This however, is a legend, and legends never need truth to be interesting. As a rule of thumb, the more interesting the legend, the less likelihood of its truth. And this legend stands among the most interesting.
The Native Americans were the first people to make maple syrup, which can be expected, since they were the first inhabitants of North America, and this is the only part of the world in which maple syrup can be made. If you think about everything that is needed to make maple syrup, the proper season, the proper tree, all the boiling, it makes you wonder how anyone ever thought to try it.
One day in early spring, an Indian chief came home from a long day of hunting and stuck his tomahawk in one of the trees outside his longhouse, as he did every night. Now being that maple trees are very abundant in his area, this happened to be a maple.
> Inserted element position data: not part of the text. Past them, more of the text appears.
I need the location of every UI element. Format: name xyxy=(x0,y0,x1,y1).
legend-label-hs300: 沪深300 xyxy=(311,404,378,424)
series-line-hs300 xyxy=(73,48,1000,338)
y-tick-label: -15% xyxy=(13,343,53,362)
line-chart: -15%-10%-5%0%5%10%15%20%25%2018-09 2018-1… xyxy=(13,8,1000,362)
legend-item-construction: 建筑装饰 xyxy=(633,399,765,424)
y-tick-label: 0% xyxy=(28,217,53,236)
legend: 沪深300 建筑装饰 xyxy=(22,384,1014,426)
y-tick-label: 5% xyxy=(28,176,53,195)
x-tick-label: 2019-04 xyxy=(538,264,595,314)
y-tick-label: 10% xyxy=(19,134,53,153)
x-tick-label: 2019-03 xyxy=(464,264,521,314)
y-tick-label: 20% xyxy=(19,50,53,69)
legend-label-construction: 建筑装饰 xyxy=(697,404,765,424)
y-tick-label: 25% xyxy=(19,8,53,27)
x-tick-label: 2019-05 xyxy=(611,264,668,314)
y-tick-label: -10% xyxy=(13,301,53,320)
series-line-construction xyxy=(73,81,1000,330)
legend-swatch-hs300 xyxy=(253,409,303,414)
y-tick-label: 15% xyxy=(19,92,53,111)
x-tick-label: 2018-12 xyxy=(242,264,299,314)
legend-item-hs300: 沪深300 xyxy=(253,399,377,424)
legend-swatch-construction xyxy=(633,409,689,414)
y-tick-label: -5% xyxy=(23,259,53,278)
The next morning the chief woke and left for another hunt, taking his tomahawk from the tree. It just happened that there was a bowl sitting at the base of this tree, directly under the gash made by the chief's tomahawk. As the warm spring sun shone on the maple tree, the sap began to run out of the gash, down the trunk, and dripped into the bowl. As evening approached, the chief's daughter began to prepare dinner. She needed a pail of water to boil dinner in though. As she walked past the tree on her way down to the creek, she noticed the bowl full of "water" sitting by the tree. Rather than walk all the way to the creek, the chief's daughter decided to use this "water." As the dinner boiled, the "water" boiled away, and by the time dinner was done, the "water", which was actually maple sap, had boiled down to the first maple syrup. With a little experimenting, the chief and his daughter discovered how and when to make this new all natural sweetener. From that point on, maple syrup became an important part of the Native American's diet.